The agreement is a legal pact among DOE, the Environmental Protection Agency and the state that governs Hanford's cleanup.

DOE has agreed to spend three months looking at possible uses for the reactor and whether DOE can find private or other partnerships to decrease its costs.

Although the Department of Ecology is not sure if DOE is in compliance with the cleanup agreement, it's focusing its energies on bigger worries, such as budget cuts that could slow getting tank wastes cleaned up and vitrified, said Sheryl Hutchinson, department communication director.

"We're concerned the budget cuts are putting this in jeopardy for the umpteenth time," she said.

Gov. Gary Locke has said he would support a restart if a viable research use for the reactor is identified. The Department of Ecology will follow his lead and wait for the Bush administration's decision on the reactor's fate, Hutchinson said.

Michael Holland, DOE's Brookhaven manager, was named last week to lead the review of the decision to shut down the reactor.

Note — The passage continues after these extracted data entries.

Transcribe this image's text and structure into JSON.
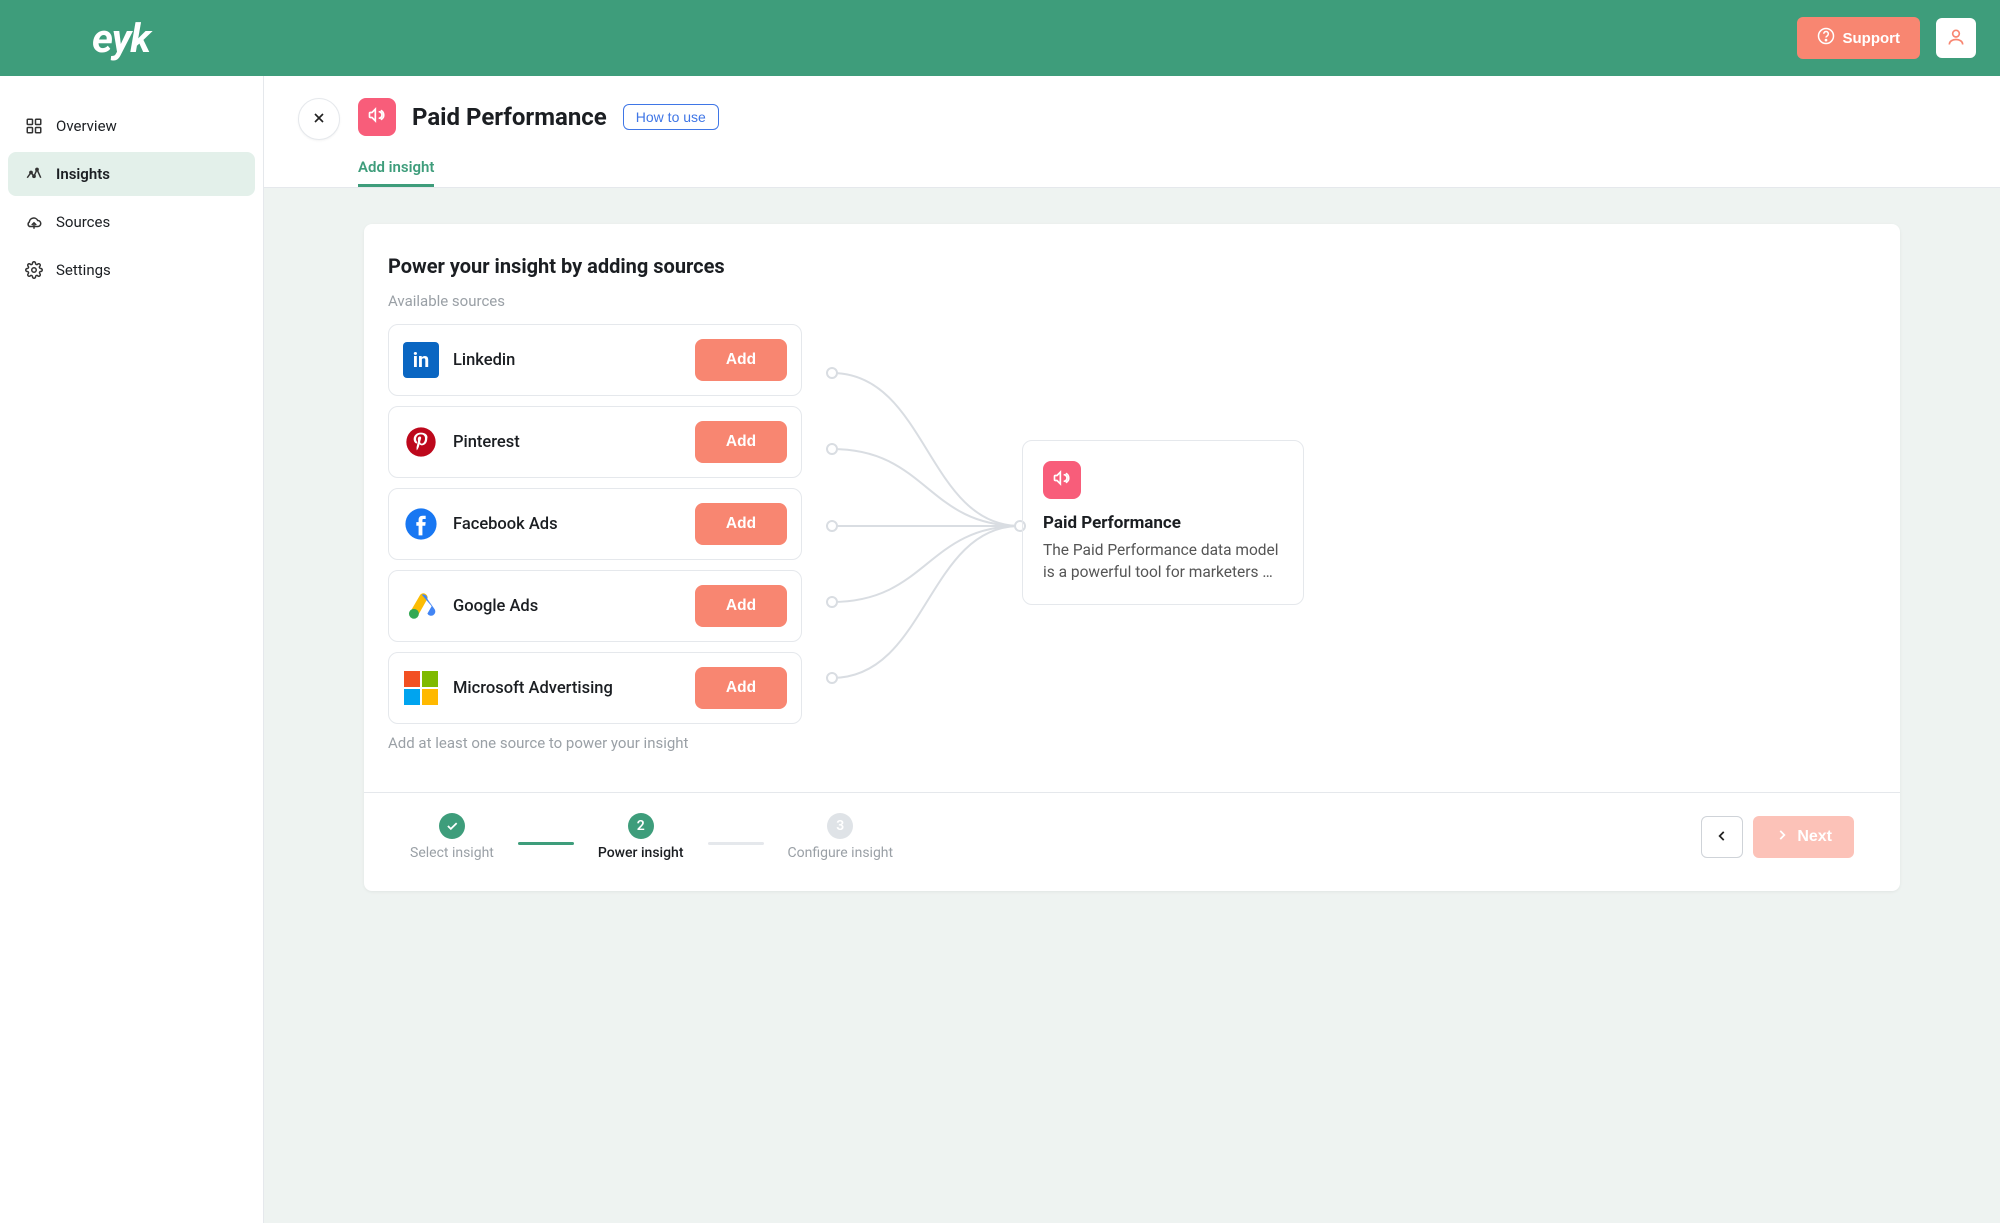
{
  "brand": "eyk",
  "header": {
    "support": "Support"
  },
  "sidebar": {
    "items": [
      {
        "label": "Overview"
      },
      {
        "label": "Insights"
      },
      {
        "label": "Sources"
      },
      {
        "label": "Settings"
      }
    ]
  },
  "page": {
    "title": "Paid Performance",
    "how_to": "How to use",
    "tab_add": "Add insight"
  },
  "card": {
    "title": "Power your insight by adding sources",
    "available": "Available sources",
    "hint": "Add at least one source to power your insight",
    "add_label": "Add",
    "sources": [
      {
        "name": "Linkedin"
      },
      {
        "name": "Pinterest"
      },
      {
        "name": "Facebook Ads"
      },
      {
        "name": "Google Ads"
      },
      {
        "name": "Microsoft Advertising"
      }
    ],
    "destination": {
      "title": "Paid Performance",
      "desc": "The Paid Performance data model is a powerful tool for marketers …"
    }
  },
  "stepper": {
    "steps": [
      {
        "label": "Select insight"
      },
      {
        "label": "Power insight"
      },
      {
        "label": "Configure insight"
      }
    ],
    "step2_num": "2",
    "step3_num": "3",
    "next": "Next"
  }
}
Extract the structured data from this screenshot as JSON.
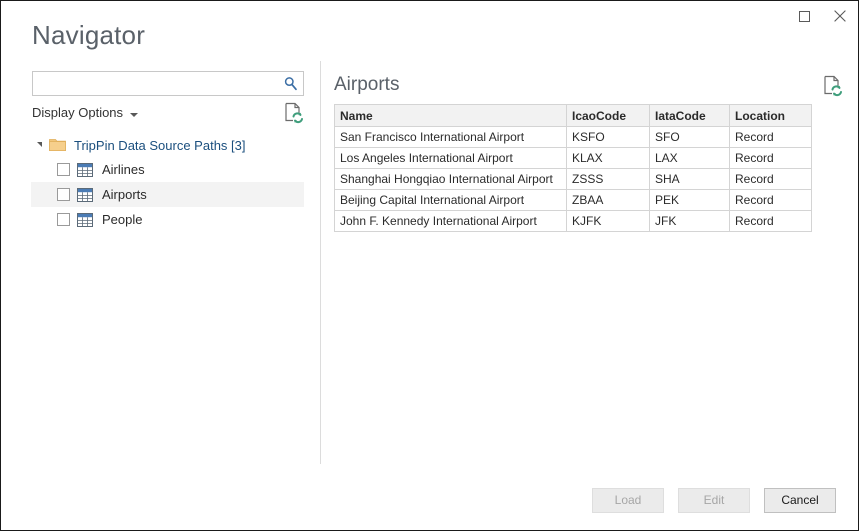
{
  "window": {
    "title": "Navigator",
    "controls": [
      {
        "name": "maximize",
        "label": "Maximize",
        "glyph": "square"
      },
      {
        "name": "close",
        "label": "Close",
        "glyph": "x"
      }
    ]
  },
  "left": {
    "search": {
      "value": "",
      "placeholder": "",
      "icon": "search-icon"
    },
    "display_options": {
      "label": "Display Options",
      "caret": "chevron-down-icon"
    },
    "refresh_icon": "refresh-document-icon",
    "tree": {
      "root": {
        "label": "TripPin Data Source Paths [3]",
        "expanded": true,
        "icon": "folder-icon"
      },
      "children": [
        {
          "label": "Airlines",
          "checked": false,
          "selected": false,
          "icon": "table-icon"
        },
        {
          "label": "Airports",
          "checked": false,
          "selected": true,
          "icon": "table-icon"
        },
        {
          "label": "People",
          "checked": false,
          "selected": false,
          "icon": "table-icon"
        }
      ]
    }
  },
  "right": {
    "preview_title": "Airports",
    "refresh_icon": "refresh-document-icon",
    "table": {
      "columns": [
        "Name",
        "IcaoCode",
        "IataCode",
        "Location"
      ],
      "rows": [
        [
          "San Francisco International Airport",
          "KSFO",
          "SFO",
          "Record"
        ],
        [
          "Los Angeles International Airport",
          "KLAX",
          "LAX",
          "Record"
        ],
        [
          "Shanghai Hongqiao International Airport",
          "ZSSS",
          "SHA",
          "Record"
        ],
        [
          "Beijing Capital International Airport",
          "ZBAA",
          "PEK",
          "Record"
        ],
        [
          "John F. Kennedy International Airport",
          "KJFK",
          "JFK",
          "Record"
        ]
      ]
    }
  },
  "footer": {
    "buttons": [
      {
        "name": "load",
        "label": "Load",
        "enabled": false
      },
      {
        "name": "edit",
        "label": "Edit",
        "enabled": false
      },
      {
        "name": "cancel",
        "label": "Cancel",
        "enabled": true
      }
    ]
  },
  "colors": {
    "title_text": "#5a6169",
    "tree_root_text": "#1b4f7e",
    "folder": "#f0c070",
    "table_icon_header": "#4b7cb5",
    "selection": "#f3f3f3",
    "grid_header_bg": "#f2f2f2",
    "grid_border": "#d4d4d4",
    "refresh_green": "#3f9e7c",
    "search_icon": "#3b6ea5"
  }
}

Holland is expected to visit FFTF this week and meet with workers there.

"There is no credibility in having a reviewer who meets only with one side, never attended the public hearings and cannot criticize the cost claims made by a sister nuclear facility run by his own department," said Tom Carpenter, director of the Government Accountability Project.

The reactor costs $40 million a year to keep in standby condition. Once the sodium is drained from its cooling system, it cannot be restarted.

Opponents want DOE to stop all nuclear production -- and the resulting production of nuclear waste -- at Hanford.

Supporters of the restart say it could be used to make isotopes to treat cancer in new ways, to make isotopes to power deep-space missions and to do research and testing for the next generation of nuclear power plants.

Opponents plan a news conference at noon today at the Federal Building in Richland, at which a letter to Abraham will be read. They include Heart of America Northwest, Washington Physicians for Social Responsibility, Government Accountability Project, Hanford Action, Columbia Riverkeeper and Washington Peace Action.